‘Nothing to hide’ - PM pledges tell-all on Ramharrack; to table severance deal in Parliament
The public will learn the full details of the severance package of Yolande Ramharrack, the former human resources manager at Petrojam whose non-disclosure agreement stoked a firestorm of criticism for Prime Minister Andrew Holness. The disciplinary charges against her will also be laid bare.
Holness, who was pressed last Tuesday to reveal the terms and conditions of Ramharrack’s negotiated settlement, said yesterday that the multilayered appellate process could have cost the Government upwards of $35 million.
“The question is still being asked, what was the settlement and what were the charges? I will be tabling the contract in Parliament because it is such a matter of important public interest for all those who would want to make mischief and drag people’s name through the mud and make false insinuations and accusations and who have suddenly been clothed with the air of righteousness,” Holness, who is also leader of the ruling Jamaica Labour Party, said during a party Area One Council Conference at the Pembroke Hall Community Centre in St Andrew.
“I am going to table it, and then they can see for themselves that there is nothing there to hide, and I am not hiding anything from the Jamaican people,” the prime minister declared.
Holness – and before him permanent secretary in the Office of the Prime Minister, Sancia Bennett Templer – came under withering criticism from the Opposition during last Tuesday’s sitting of Parliament for refusing to divulge details of the $9.2-million termination contract, which has sparked national outrage in the wake of a damning report by Auditor General Pamela Monroe Ellis.
“Is only one man in this country who is now in Parliament who has every ever hidden anything of great public importance from his own prime minister and from the people of this country when he signed those two MOUs. That was the most disgraceful non-disclosure,” said Holness in a broadside against Opposition Leader Peter Phillips, who was minister of national security in the Patterson administration. “Now all of sudden, him find mouth, all of a sudden!”
“To this day, our attorney general and our Ministry of Justice have to be working to solve the problem he created when he signed those MOUs,” the prime minister remarked.
His charge was in reference to two secret memoranda of understanding Phillips signed, in 2004 with the United Kingdom and the United States. The documents, which related to multilateral investigations of drug trafficking and organised crime, were signed without the knowledge of Prime Minister P.J. Patterson or any other Cabinet member.
Meanwhile, Holness advised Labourites that while Ramharrack’s severance package appeared to be overly generous, it was a sound “economic decision” made by the board of Petrojam, which saved millions of taxpayer dollars.
He said that the arbitration panel required to hear the dismissal case would have cost at least $5.5 million at a first sitting of 40 hours and a pending appeal panel might sit for another minimum 20 hours.

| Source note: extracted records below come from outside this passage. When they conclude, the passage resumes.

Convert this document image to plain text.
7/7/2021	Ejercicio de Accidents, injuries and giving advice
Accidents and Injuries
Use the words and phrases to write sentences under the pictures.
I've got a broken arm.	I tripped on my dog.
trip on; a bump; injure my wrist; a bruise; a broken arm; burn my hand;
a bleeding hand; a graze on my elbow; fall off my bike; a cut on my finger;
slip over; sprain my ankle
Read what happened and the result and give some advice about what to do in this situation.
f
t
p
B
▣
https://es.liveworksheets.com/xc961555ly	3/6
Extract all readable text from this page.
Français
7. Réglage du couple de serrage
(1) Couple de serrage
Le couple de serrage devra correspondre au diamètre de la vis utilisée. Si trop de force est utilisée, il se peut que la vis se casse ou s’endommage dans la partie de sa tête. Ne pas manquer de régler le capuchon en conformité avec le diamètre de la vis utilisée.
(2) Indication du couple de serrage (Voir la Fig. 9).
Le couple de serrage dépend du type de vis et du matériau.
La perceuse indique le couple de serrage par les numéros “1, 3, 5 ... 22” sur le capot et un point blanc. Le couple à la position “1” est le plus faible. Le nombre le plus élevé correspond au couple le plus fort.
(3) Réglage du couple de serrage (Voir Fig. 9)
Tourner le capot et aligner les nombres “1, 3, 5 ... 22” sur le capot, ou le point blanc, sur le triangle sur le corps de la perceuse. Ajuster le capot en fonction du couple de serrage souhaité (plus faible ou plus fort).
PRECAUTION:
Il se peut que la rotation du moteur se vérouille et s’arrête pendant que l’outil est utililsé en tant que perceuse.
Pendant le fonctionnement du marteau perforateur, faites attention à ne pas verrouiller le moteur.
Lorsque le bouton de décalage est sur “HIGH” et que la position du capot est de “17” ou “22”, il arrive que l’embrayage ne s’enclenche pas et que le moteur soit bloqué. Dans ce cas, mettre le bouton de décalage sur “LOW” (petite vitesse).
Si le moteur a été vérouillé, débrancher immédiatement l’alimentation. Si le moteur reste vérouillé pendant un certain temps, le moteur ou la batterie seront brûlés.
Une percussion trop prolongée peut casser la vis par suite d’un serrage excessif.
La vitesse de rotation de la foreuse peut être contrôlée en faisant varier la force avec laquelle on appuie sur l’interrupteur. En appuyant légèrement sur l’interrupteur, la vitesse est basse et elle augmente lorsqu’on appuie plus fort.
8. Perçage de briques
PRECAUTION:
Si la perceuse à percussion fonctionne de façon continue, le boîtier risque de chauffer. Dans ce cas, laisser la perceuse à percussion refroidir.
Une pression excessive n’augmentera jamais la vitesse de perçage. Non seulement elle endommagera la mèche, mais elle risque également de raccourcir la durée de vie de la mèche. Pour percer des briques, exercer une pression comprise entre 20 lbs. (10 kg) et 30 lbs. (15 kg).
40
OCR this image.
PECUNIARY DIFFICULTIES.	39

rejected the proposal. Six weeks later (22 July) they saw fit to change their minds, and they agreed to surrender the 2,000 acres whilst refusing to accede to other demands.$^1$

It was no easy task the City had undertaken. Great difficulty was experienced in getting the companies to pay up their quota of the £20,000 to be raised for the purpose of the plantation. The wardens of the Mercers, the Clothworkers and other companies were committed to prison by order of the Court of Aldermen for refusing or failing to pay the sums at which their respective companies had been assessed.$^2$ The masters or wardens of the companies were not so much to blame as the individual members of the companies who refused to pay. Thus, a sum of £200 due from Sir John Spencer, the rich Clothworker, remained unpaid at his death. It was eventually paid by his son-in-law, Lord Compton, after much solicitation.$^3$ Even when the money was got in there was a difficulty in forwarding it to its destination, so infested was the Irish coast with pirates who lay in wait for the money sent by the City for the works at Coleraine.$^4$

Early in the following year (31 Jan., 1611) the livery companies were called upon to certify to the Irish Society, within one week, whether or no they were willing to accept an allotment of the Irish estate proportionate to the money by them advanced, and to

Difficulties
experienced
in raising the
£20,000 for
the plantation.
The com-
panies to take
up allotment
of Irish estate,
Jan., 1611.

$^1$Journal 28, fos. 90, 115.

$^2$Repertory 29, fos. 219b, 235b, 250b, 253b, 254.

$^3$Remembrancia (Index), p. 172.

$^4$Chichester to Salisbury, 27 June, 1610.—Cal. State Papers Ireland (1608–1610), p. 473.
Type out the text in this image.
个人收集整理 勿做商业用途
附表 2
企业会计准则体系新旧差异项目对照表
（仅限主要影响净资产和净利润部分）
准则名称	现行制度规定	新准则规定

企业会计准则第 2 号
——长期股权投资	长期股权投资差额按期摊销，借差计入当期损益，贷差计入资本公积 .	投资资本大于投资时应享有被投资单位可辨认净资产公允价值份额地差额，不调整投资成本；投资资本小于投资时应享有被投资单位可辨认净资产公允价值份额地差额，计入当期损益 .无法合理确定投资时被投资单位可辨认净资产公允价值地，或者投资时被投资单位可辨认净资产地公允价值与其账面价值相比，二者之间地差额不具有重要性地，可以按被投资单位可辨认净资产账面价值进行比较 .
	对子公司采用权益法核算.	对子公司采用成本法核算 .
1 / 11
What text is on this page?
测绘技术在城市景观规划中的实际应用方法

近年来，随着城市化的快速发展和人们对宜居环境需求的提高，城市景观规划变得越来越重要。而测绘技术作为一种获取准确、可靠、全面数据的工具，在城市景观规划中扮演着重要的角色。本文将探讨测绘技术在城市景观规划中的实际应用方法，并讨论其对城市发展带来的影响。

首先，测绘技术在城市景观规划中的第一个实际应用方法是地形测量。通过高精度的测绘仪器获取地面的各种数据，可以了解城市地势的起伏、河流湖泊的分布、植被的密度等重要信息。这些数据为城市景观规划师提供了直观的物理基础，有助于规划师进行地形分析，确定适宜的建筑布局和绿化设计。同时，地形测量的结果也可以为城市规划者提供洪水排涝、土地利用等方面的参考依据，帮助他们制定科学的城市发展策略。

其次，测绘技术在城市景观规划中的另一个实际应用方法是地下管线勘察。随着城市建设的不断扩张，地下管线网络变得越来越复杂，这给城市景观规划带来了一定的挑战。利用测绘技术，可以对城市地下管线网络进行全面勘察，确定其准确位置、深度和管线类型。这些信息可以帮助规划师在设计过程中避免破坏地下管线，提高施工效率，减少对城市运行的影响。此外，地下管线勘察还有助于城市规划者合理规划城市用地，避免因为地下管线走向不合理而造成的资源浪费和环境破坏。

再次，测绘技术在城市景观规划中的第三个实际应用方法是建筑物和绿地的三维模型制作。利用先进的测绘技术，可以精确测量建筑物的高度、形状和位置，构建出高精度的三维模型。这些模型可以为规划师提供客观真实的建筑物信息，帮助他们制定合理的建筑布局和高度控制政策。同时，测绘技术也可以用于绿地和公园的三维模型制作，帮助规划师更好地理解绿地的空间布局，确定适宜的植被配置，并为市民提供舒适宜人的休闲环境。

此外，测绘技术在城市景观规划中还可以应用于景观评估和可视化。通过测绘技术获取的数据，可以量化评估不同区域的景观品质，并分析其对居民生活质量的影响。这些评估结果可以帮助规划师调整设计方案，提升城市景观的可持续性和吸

With the Industrial Disputes Tribunal (IDT) as another layer of appeal, the process could have dragged out for much longer, ultimately costing more, the prime minister said.
He explained further: “When the panel makes a decision, there is no guarantee that the employee would stand by it because they still have recourse to appeal, which would mean stretching it out again, maybe another 20 hours of resolution, and then after that, they still have the option of going to the IDT.
“So the board took the decision in the best interest of Petrojam, to save Petrojam a tonload a money. ... They felt that if it went all the way to IDT and the employee won, it would be somewhere in the region of about $35 million that they would have expended, and they couldn’t tell what the award of the IDT would have been.”